International besetzter "Agent-Based Modeling" Workshop im DFG-Graduiertenkolleg

[21.07.2016] Zum dritten Mal hat das DFG-Graduiertenkolleg am 14. und 15. Juli 2016 den „Münster Workshop on ABM“ ausgerichtet. Mit William Rand (University of Maryland, USA) und László Gulyas (Arise Europe Lead in Central and Eastern Europe, Ungarn) begrüßte das Organisationsteam um Daniel Westmattelmann, Gerhard Schewe (beide WWU Münster) und Sascha Hokamp (Universität Hamburg) wieder hochrangige Gastredner in Münster.

Während László Gulyas bereits die ersten beiden Ausgaben des Workshops mitgestaltet hat, konnte sich William Rand, der auch als internationaler Mentor im Graduiertenkolleg tätig ist, erstmalig vor Ort in die interdisziplinäre Arbeit des Graduiertenkollegs einbringen. Mit Teilnehmern aus verschiedenen Fachdisziplinen, die unter anderem aus dem Iran oder Polen angereist waren, wurde offen und kontrovers über die zahlreichen Anwendungsmöglichkeiten der Agenten-basierten Modellierung diskutiert.


Nach den einführenden Vorträgen „Introduction to Models, Simulations and Agents“ und „Guidelines for the Rigorous Development of Agent-Based Models“, hatten die TeilnehmerInnen die Möglichkeit, ihre eigenen Forschungsideen und Modelle vorzustellen und im Plenum zu diskutieren, um von den jahrelangen Erfahrungen der Gastredner im Bereich ABM profitieren zu können. Am zweiten Tag des Workshops machte William Rand in seinem Vortrag „Using Big Data, Social Media, and Agent-Based Modeling to Understand Information Diffusion" anschaulich deutlich, welche Forschungsmöglichkeiten sich durch die Nutzung von Social Media Daten (Twitter etc.) ergeben.

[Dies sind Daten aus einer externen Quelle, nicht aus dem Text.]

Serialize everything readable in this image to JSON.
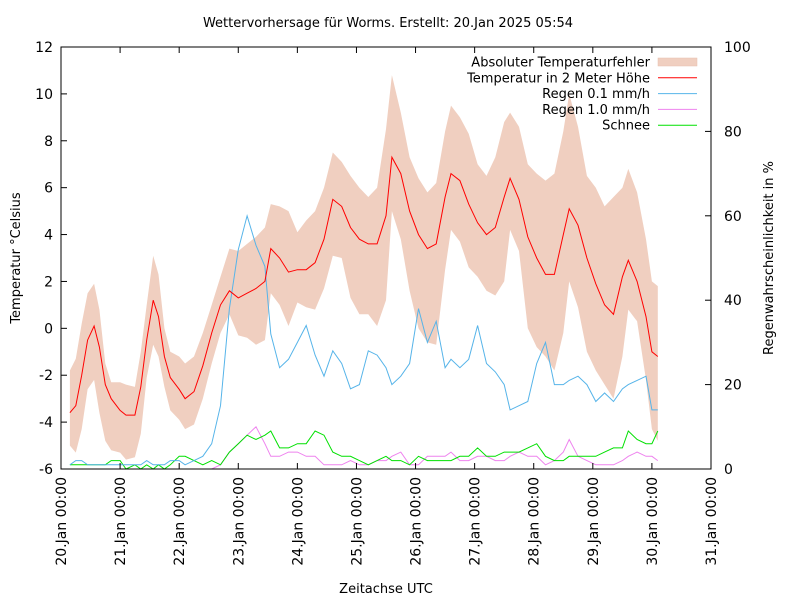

Agent-based Modeling (ABM) ist eine nicht-standardisierte Methode der computergestützten Modellbildung, wobei ein System erschaffen wird, das aus mehreren Akteuren mit autonomer Entscheidungsfähigkeit besteht, den sog. „Agenten“. Diese Methode findet aktuell immer mehr Anwendung und wird – neben den Methoden der Argumentation und Formalisierung – auch als „third way of doing science“ bezeichnet. Durch die Anwendung der computergestützten ABM können nicht-lineare Zusammenhänge sowie erheblich größere Datenmengen verarbeitet werden. Den einzelnen Agenten oder ganzen Agentengruppen können verschiedene Eigenschaften zugeordnet werden, wodurch sich heterogene Verhaltensweisen abbilden lassen. Iterative und zum Teil auf wettkampfberuhende Interaktionen zwischen den Agenten, die mit Hilfe von ABMen simuliert werden, basieren in der Regel auf komplexen mathematischen Verfahren wie neuronalen Netzen oder evolutionären Algorithmen, um Lern- und Adaptionsprozesse möglichst realitätsnah darstellen zu können. Jeder Agent bewertet dabei seine Situation und trifft daraufhin individuell Entscheidungen auf der Mikro-Ebene. Auf der Makro-Ebene resultiert das Systemverhalten aus dem interaktiven Verhalten der einzelnen Agenten, wodurch es zu Emergenzen kommen kann, indem sich ein Systemverhalten herausbildet, das nicht direkt aus den Entscheidungsalgorithmen der Agenten ableitbar ist. Ein Anwendungsbeispiel aus dem Bereich der agentenbasierten Modellierung ist die Untersuchung von sozialen Netzwerken.